Kinetic Energy in Simple Harmonic Motion

Kinetic Energy of an Oscillator

The kinetic energy of an oscillator is associated with the energy required for its motion. The unit for kinetic energy is the joule \((\mathrm J)\) or newton-meters \((\mathrm N\;\mathrm m)\). It is important to notice that kinetic energy is a scalar quantity, not a vectorial quantity, meaning that it has magnitude, but it does not depend on any given direction. Velocity is a vector, but the magnitude of the velocity is a scalar quantity. To find the expression for the kinetic energy of an oscillator, we first need to find the velocity of an oscillator. We know that the kinetic energy of a particle is related to its mass and the square of its velocity, and is given by

$$K=\frac12mv^2.$$

In a previous article, we derived the expression for the potential energy of an oscillator:

$$U=\frac12\omega^2mx^2,$$

where \(\omega\) is the object's angular frequency in radians per second \((\frac{\mathrm{rad}}{\mathrm s})\).

We also stated that energy is conserved in simple harmonic motion. This means that at any two moments in an oscillation cycle, the sum of the kinetic and potential energies must be equal:

$$\begin{array}{rcl}K_i+U_i&=&K_f+U_f,\\\frac12mv_i^2+\frac12\omega^2mx_i^2&=&\frac12mv_f^2+\frac12\omega^2mx_f^2.\end{array}$$

Initially, we are at maximum displacement so, \(v_i=0,\;x_i=A,v_f=v,\;and\;x_f=x\). We substitute the values into the equation above and solve for the velocity:

$$\begin{array}{rcl}\frac12\omega^2mA^2&=&\frac12mv^2+\frac12\omega^2mx^2,\\v^2&=&\omega^2(A^2-x^2),\\v&=&\omega\sqrt{A^2-x^2}.\end{array}$$

Now that we know the expression for the velocity of the object undergoing simple harmonic motion, we can determine the equation for the kinetic energy of simple harmonic oscillators:

$$\begin{array}{rcl}K&=&\frac12mv^2,\\K&=&\frac12m\omega^2(A^2-x^2).\end{array}$$

As we can see in the above equation, there are many parameters in a system undertaking simple harmonic motion that can affect the kinetic energy. The kinetic energy is related to the mass of the oscillating object, its angular frequency, amplitude, and its position from the equilibrium point at any moment in time. The easiest way to prove this experimentally is by setting up a mass-spring system.
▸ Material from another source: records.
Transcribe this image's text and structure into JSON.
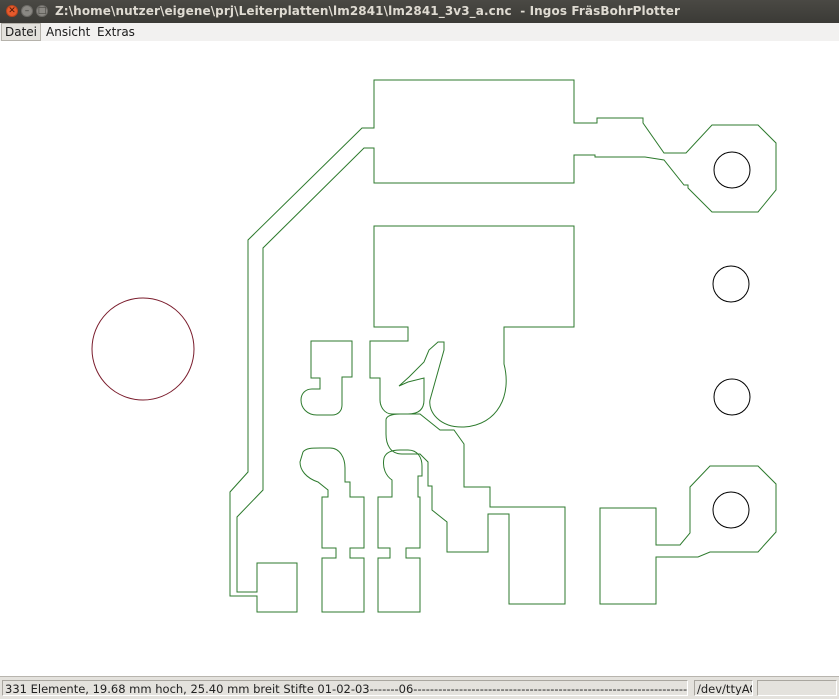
{
  "window": {
    "title": "Z:\\home\\nutzer\\eigene\\prj\\Leiterplatten\\lm2841\\lm2841_3v3_a.cnc  - Ingos FräsBohrPlotter",
    "close_glyph": "✕",
    "min_glyph": "–",
    "max_glyph": "□"
  },
  "menu": {
    "file": "Datei",
    "view": "Ansicht",
    "extras": "Extras"
  },
  "statusbar": {
    "info": "331 Elemente, 19.68 mm hoch, 25.40 mm breit Stifte 01-02-03-------06------------------------------------------------------------------------------------------------",
    "port": "/dev/ttyAC"
  },
  "colors": {
    "trace": "#2d7a2d",
    "drill": "#000000",
    "fiducial": "#7a1c2c"
  }
}
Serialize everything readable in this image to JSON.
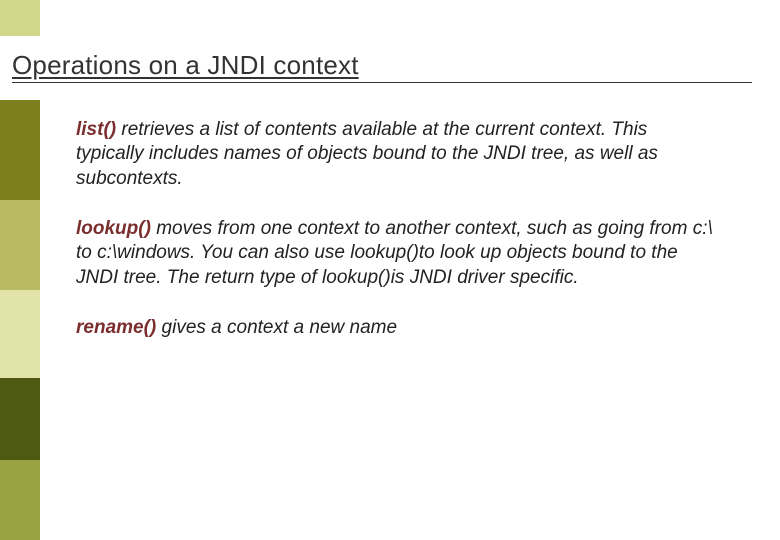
{
  "title": "Operations on a JNDI context",
  "sidebar_colors": {
    "c1": "#D2D68B",
    "c2": "#FFFFFF",
    "c3": "#7C7F1E",
    "c4": "#B8BB62",
    "c5": "#E1E3A8",
    "c6": "#4E5A12",
    "c7": "#9AA241"
  },
  "paragraphs": [
    {
      "fn": "list()",
      "text": " retrieves a list of contents available at the current context. This typically includes names of objects bound to the JNDI tree, as well as subcontexts."
    },
    {
      "fn": "lookup()",
      "text": " moves from one context to another context, such as going from c:\\ to c:\\windows. You can also use lookup()to look up objects bound to the JNDI tree. The return type of lookup()is JNDI driver specific."
    },
    {
      "fn": "rename()",
      "text": " gives a context a new name"
    }
  ]
}
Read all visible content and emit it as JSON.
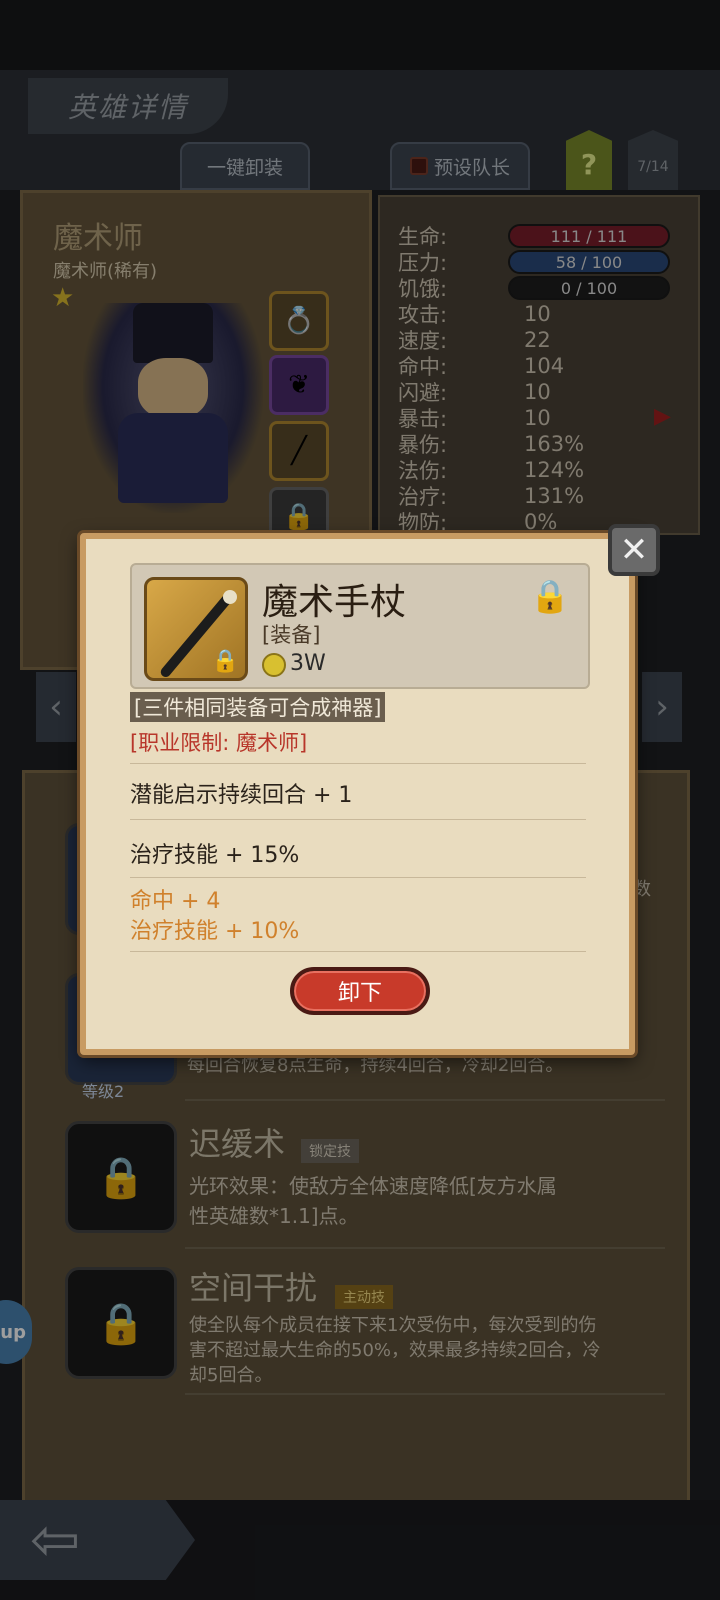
{
  "header": {
    "title": "英雄详情",
    "unequip_all": "一键卸装",
    "preset_leader": "预设队长",
    "help": "?",
    "count": "7/14"
  },
  "hero": {
    "name": "魔术师",
    "subtitle": "魔术师(稀有)",
    "stars": 1,
    "bars": [
      {
        "label": "生命:",
        "value": "111 / 111",
        "color": "#7a1e2a"
      },
      {
        "label": "压力:",
        "value": "58 / 100",
        "color": "#2a4a7a"
      },
      {
        "label": "饥饿:",
        "value": "0 / 100",
        "color": "#1e1e1e"
      }
    ],
    "stats": [
      {
        "label": "攻击:",
        "value": "10"
      },
      {
        "label": "速度:",
        "value": "22"
      },
      {
        "label": "命中:",
        "value": "104"
      },
      {
        "label": "闪避:",
        "value": "10"
      },
      {
        "label": "暴击:",
        "value": "10"
      },
      {
        "label": "暴伤:",
        "value": "163%"
      },
      {
        "label": "法伤:",
        "value": "124%"
      },
      {
        "label": "治疗:",
        "value": "131%"
      },
      {
        "label": "物防:",
        "value": "0%"
      }
    ]
  },
  "skills": {
    "partial_desc": "每回合恢复8点生命，持续4回合，冷却2回合。",
    "partial_level": "等级2",
    "partial_right": "数",
    "items": [
      {
        "name": "迟缓术",
        "tag": "锁定技",
        "desc_lines": [
          "光环效果：使敌方全体速度降低[友方水属",
          "性英雄数*1.1]点。"
        ]
      },
      {
        "name": "空间干扰",
        "tag": "主动技",
        "desc_lines": [
          "使全队每个成员在接下来1次受伤中，每次受到的伤",
          "害不超过最大生命的50%，效果最多持续2回合，冷",
          "却5回合。"
        ]
      }
    ]
  },
  "popup": {
    "item_name": "魔术手杖",
    "item_type": "[装备]",
    "price": "3W",
    "synth_note": "[三件相同装备可合成神器]",
    "restriction": "[职业限制: 魔术师]",
    "props": [
      "潜能启示持续回合 + 1",
      "治疗技能 + 15%"
    ],
    "bonus_props": [
      "命中 + 4",
      "治疗技能 + 10%"
    ],
    "unequip_button": "卸下"
  },
  "misc": {
    "app_bubble": "up"
  },
  "colors": {
    "popup_bg": "#e9dcbf",
    "orange_text": "#d0812c",
    "red_text": "#b8362a",
    "unequip_red": "#c83a2a"
  }
}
Another way to express the kinetic energy of an oscillator is using the definition of the position of an object in a simple harmonic motion system,

$$x=A\cos\left(\omega t+\phi\right).$$

We substitute the above equation in our expression for the kinetic energy,

$$\begin{array}{rcl}K&=&\frac12m\omega^2\left(A^2-A^2\cos^2\left(\omega t+\phi\right)\right),\\K&=&\frac12m\omega^2A^2\left(1-\cos^2\left(\omega t+\phi\right)\right).\end{array}$$

Where we use the trigonometric identity \(\cos^2\left(\theta\right)+\sin^2\left(\theta\right)=1\). So, we now have an expression for the kinetic energy which consists of a squared sine function. Notice that the squaring of the sine function means that the kinetic energy will always take positive values as we expect, even when the sine function itself is negative in value. The kinetic energy of a system undergoing simple harmonic motion is given by,

$$K=\frac12m\omega^2A^2\sin^2\left(\omega t+\phi\right).$$